Oana Lungescu [NATO Spokesperson]: OK, we'll go to the last row.
Question [Macedonian Press Agency]: Tanja Milevska, Macedonian Press Agency. Secretary General, the Greek Alternative Minister for Foreign Affairs said that he raised the issue of the Macedonian Prime Minister's statement, saying that it's not in the spirit of the Prespa Agreement. Can you confirm that Mr Katrougalos raised this issue with you? And if yes, is this a problem for Macedonia's prospects and membership in NATO? Thank you.
Jens Stoltenberg [NATO Secretary General]: I had a very good discussion and meeting with the Greek Alternate Foreign Minister, and tomorrow we will also have a meeting where we will address the Western Balkans, including the name agreement between Athens and Skopje. We strongly welcome the progress we have seen, we welcome the name agreement and we really hope that the name agreement will be fully implemented. And, therefore, as soon as that happens, we are also then ready to sign the accession protocol and welcome the former Yugoslav Republic of Macedonia¹ as our 30th member. I think I will refrain from going into the details, but the main message is that all NATO Allies agree that we are ready to welcome FYROM, former Yugoslav Republic of Macedonia¹, as our new member, under its new name, the Republic of Northern Macedonia, as soon as the name agreement is implemented. And I really hope that will happen soon.
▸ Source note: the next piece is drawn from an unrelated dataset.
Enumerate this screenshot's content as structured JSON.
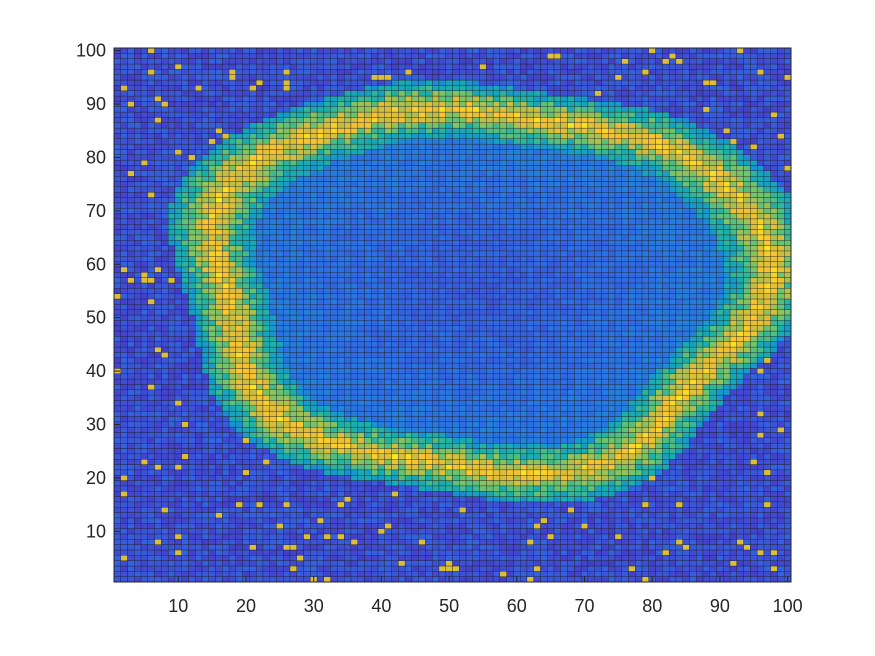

Oana Lungescu [NATO Spokesperson]: OK, we have time for one last question. VG.
Question [VG]: Hi, Alf Johnsen, VG Norwegian newspaper. If so that the INF Treaty is gone in like eight months from now, what kind of countermeasures will NATO Allies take then? Will there be a possible development of a similar kind of weapons from the NATO side to kind of countermeasure the Russian missiles? Thank you.
Jens Stoltenberg [NATO Secretary General]: I think it will be wrong if I started to speculate about all the different potential ways NATO could respond. What is important today is two things: first, that we will make our decisions in a considered and measured way, and we will do it collectively as an alliance; second, is that we will take the necessary decisions to maintain credible deterrence and defence. Because there can be no doubt that NATO has to be able, also in the future, to defend and protect all Allies, and provide credible deterrence. That’s the best way to preserve the peace. As long as our deterrence is credible and as long as we make the necessary decisions to ensure that, then we prevent conflict. And NATO exists to preserve the peace and to prevent conflict, and therefore we take the necessary decisions to make sure that’s also the case in the future. But this is so serious that I think if I started to, you know, list potential options, it will only add to uncertainty and increase tensions, so we will do this in a measured and responsible way.
Oana Lungescu [NATO Spokesperson]: Thank you very much, this concludes this press point. We'll see you tomorrow. Thank you.
Jens Stoltenberg [NATO Secretary General]: Thank you.